This article is not about your discipline in creating the firm’s strategic plan, it is about something personal!
The best and most relevant, personal strategic plan is tailored to focus on what matters most to you. Typically, a plan encompasses career issues (i.e. ongoing development in your current role, raised visibility in your field, or a job change), finances, health, and key relationships. However, it is fine to include additional topics that are important to you, such as new adventures, travel, or spiritual development.
Here are six steps for creating your own
personal strategic plan:
Step 1 – Find time: During the first few weeks of the New Year to
break away from your day-to-day duties and responsibilities and dream about
your year and what you want to accomplish. Step 2 – Do a SWOT analysis on yourself: What are your personal strengths, weaknesses, opportunities, and threats? Who could provide you with honest feedback regarding your strengths and weaknesses? What is the forecast for the coming year’s economic realities, both the good and the bad, as they relate to your life and your work?
Step 3 – Clarify your values: What do you value most in your life? It is usually easy to identify the first few (e.g. family, health, happiness), but you need to dig deeper for the purposes of a personal strategic plan. Think carefully about what else you truly value and want to honor in the coming year. Consider leadership roles at your organization or your community, close relationships and connectivity at both personal and professional levels, recognition or greater influence, time, freedom and flexibility, life/work balance or integration, personal growth, new challenges, wealth, service, and meaningful work.
Step 4 – Create your mission statement: This is a brief written statement, just a sentence or two, which is based on the values you want to honor. It is not intended to redefine who you are. Rather, it serves as a reminder of your life’s purpose. Your statement is a valuable touchstone that you can reference throughout the year and use to help guide your behavior and inform your decisions.
Step 5 – Create your goals: As a last step, you should identify goals that align with the core values you identified earlier. For example, if you identified professional growth or leadership opportunities as values, you could include a career-related goal on your list. Under each goal, include specific action steps and a timeframe. Please note that your goals can be broad (i.e. grow my career), but your action steps must be specific and time-limited (i.e. get a new job in 1stQ 2014). I strongly recommend limiting the number of goals and action steps so you can take a realistic approach to what you will accomplish this year. Three to four goals with one to two actions steps under each is doable.

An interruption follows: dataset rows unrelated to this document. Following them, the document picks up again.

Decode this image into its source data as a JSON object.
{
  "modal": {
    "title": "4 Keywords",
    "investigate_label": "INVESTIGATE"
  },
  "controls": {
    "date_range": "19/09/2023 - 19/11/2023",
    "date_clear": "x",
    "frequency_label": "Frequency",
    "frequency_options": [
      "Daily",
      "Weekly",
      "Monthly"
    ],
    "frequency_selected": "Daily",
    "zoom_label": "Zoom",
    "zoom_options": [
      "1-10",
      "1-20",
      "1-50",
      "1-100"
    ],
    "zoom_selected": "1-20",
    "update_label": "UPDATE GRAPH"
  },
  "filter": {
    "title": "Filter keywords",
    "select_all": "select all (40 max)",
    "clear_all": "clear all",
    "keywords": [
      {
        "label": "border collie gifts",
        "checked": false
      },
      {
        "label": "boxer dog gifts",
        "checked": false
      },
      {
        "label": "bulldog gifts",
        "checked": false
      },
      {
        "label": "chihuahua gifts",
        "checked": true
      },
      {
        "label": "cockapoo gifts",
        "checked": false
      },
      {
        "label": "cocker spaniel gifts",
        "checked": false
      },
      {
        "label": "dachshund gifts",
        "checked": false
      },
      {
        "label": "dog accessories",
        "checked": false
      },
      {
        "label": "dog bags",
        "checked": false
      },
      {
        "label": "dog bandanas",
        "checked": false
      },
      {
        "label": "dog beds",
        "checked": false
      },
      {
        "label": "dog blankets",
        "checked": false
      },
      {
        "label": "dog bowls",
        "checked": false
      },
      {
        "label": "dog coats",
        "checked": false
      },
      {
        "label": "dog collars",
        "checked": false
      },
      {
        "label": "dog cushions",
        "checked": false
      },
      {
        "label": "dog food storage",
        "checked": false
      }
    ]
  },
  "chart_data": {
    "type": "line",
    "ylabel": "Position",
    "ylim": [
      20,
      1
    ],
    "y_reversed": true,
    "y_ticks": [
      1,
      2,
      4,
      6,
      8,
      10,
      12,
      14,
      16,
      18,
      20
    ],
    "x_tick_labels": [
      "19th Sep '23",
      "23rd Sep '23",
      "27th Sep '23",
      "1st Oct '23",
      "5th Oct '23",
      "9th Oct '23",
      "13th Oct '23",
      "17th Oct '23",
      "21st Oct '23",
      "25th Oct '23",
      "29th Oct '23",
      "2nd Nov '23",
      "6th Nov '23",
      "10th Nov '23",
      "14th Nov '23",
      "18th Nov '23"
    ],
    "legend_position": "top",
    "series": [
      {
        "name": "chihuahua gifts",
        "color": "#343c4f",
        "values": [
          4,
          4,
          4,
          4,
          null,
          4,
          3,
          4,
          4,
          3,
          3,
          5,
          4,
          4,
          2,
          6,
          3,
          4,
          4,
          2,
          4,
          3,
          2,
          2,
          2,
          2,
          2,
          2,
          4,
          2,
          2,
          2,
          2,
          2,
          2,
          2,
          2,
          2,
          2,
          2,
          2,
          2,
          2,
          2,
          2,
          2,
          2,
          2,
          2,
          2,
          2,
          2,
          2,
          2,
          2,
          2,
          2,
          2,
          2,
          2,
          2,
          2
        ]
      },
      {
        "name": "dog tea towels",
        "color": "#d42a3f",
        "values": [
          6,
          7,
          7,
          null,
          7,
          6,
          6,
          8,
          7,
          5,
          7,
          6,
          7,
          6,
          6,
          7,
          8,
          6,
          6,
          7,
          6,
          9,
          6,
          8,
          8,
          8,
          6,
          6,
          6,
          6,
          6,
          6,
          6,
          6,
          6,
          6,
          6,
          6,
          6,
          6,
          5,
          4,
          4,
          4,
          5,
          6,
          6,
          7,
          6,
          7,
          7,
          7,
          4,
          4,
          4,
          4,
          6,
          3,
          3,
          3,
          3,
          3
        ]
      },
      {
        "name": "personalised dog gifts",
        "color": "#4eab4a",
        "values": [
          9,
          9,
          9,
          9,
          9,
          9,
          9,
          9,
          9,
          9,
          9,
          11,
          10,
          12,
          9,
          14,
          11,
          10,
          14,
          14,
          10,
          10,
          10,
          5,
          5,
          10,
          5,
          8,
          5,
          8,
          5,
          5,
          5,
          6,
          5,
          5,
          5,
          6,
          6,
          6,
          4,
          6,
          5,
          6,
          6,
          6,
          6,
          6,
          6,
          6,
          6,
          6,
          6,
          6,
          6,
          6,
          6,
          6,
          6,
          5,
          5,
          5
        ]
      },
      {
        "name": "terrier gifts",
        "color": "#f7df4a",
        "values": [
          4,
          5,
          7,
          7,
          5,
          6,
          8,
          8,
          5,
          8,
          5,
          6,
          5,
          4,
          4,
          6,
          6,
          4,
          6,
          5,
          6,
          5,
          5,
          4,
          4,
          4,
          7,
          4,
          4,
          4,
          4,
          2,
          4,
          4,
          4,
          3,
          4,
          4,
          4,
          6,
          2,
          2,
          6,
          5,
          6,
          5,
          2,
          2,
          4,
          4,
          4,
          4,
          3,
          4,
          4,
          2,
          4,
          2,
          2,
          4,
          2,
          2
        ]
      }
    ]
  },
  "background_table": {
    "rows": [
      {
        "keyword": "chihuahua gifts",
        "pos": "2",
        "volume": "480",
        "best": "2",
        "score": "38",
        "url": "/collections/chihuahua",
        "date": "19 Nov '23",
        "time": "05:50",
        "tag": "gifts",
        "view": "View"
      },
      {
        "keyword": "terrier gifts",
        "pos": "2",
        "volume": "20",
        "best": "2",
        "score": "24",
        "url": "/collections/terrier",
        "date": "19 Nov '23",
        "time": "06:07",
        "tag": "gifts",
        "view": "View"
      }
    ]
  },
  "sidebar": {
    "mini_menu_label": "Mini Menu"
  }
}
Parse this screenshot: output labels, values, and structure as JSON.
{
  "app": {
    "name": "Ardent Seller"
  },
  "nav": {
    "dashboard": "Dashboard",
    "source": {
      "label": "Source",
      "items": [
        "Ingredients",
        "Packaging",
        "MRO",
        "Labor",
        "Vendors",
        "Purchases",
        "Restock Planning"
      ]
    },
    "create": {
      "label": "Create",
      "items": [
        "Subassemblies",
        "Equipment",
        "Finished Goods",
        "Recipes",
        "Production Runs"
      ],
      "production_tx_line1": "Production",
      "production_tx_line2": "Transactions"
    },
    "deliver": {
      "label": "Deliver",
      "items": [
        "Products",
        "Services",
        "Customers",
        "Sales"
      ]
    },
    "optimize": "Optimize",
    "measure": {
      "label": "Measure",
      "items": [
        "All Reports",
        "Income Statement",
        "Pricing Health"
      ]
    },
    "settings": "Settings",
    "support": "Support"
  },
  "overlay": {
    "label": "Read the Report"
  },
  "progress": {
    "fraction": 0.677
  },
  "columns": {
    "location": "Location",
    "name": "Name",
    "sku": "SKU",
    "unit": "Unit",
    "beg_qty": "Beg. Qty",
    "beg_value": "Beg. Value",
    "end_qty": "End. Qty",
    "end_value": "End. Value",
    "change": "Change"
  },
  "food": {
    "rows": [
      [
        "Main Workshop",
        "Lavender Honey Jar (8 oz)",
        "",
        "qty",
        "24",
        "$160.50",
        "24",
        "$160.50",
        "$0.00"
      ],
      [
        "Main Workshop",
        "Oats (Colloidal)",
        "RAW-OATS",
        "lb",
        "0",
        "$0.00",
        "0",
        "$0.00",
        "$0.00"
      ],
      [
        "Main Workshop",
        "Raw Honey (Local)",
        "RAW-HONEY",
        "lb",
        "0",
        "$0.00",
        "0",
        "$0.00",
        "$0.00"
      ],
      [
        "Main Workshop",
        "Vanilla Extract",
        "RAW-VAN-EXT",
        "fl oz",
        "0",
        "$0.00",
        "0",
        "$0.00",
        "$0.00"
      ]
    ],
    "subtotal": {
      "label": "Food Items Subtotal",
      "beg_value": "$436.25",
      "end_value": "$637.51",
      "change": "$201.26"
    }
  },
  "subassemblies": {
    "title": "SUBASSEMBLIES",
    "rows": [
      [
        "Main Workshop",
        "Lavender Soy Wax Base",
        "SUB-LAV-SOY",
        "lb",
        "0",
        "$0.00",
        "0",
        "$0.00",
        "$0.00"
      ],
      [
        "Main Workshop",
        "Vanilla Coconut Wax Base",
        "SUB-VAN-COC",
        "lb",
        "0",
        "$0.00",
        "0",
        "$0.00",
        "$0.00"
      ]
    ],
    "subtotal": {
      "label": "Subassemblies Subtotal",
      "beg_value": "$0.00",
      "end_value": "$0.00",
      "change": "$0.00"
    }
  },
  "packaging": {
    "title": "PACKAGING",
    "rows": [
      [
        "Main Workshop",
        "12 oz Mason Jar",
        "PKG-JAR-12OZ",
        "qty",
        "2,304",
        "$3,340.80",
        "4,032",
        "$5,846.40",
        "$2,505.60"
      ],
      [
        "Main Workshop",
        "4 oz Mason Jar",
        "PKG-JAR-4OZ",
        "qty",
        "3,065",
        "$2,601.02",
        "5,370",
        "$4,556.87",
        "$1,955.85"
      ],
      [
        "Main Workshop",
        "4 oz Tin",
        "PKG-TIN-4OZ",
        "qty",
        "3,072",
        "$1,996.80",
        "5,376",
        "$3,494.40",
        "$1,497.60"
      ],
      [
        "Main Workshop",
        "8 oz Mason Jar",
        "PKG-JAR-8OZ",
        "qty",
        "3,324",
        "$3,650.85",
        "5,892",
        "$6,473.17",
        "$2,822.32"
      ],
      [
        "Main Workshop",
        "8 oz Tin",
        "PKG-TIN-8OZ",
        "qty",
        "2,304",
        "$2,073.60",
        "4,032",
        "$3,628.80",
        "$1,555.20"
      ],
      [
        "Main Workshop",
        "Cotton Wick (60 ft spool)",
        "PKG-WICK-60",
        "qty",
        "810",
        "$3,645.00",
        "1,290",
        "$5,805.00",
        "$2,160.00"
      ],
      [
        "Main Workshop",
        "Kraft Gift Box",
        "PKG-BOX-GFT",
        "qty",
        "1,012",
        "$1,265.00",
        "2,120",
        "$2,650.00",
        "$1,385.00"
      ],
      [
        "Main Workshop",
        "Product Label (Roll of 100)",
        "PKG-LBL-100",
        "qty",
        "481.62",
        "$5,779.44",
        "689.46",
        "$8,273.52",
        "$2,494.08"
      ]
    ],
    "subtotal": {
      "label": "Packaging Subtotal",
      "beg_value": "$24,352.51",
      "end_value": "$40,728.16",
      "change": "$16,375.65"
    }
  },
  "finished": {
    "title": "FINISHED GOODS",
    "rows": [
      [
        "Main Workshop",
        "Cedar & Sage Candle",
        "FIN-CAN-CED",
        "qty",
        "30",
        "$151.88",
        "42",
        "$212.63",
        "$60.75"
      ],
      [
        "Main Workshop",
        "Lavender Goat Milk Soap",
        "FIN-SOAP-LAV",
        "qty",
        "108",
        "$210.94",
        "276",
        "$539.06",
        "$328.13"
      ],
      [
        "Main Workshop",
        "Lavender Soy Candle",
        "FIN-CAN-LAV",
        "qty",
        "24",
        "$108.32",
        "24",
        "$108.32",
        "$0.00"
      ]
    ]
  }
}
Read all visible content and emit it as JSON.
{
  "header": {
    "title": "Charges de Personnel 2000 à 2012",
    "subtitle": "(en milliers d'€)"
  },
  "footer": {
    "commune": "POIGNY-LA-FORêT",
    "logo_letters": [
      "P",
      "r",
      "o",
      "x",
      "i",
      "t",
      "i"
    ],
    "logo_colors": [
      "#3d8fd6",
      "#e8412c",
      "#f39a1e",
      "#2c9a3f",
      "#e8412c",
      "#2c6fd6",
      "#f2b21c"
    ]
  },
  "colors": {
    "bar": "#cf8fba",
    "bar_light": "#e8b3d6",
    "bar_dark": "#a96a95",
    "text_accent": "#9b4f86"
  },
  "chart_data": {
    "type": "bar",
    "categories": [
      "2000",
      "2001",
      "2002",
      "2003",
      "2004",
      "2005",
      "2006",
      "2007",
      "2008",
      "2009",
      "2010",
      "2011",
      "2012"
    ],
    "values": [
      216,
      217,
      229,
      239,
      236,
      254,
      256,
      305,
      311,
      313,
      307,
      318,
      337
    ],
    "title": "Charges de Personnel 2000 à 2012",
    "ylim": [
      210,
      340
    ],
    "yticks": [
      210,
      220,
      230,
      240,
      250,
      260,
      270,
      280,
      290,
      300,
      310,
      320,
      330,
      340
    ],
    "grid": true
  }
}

Step 6 – Determine what support you need to stay accountable to your plan: Identifying an accountability partner (perhaps a colleague or good friend) can help you stick to your plan. Agree on a time to check in (could be a 10-minute call every other Friday) or on your own schedule a time weekly, bi-weekly or monthly to review your personal strategic plan and allow for modifications.
Here are some final tips based on my
observation of what my most successful clients do:
A. Plan and focus on
what is within your control, as opposed to focusing on things you cannot
control, such as the economy or what your boss does or does not do.
B. Highlight the
positive outcomes change will bring as opposed to looking at what you will be
giving up, such as moving towards good health versus losing weight.
C. Reduce your plans
rather than over-commit, and take daily actions, even if they are small, to
make things happen.
When you take the time and have discipline, creating
a personal strategic plan can be transformative. The key is to be patient with
yourself and know you are moving in the right direction. Some changes happen
quickly while other habits take a whole lot longer to stick.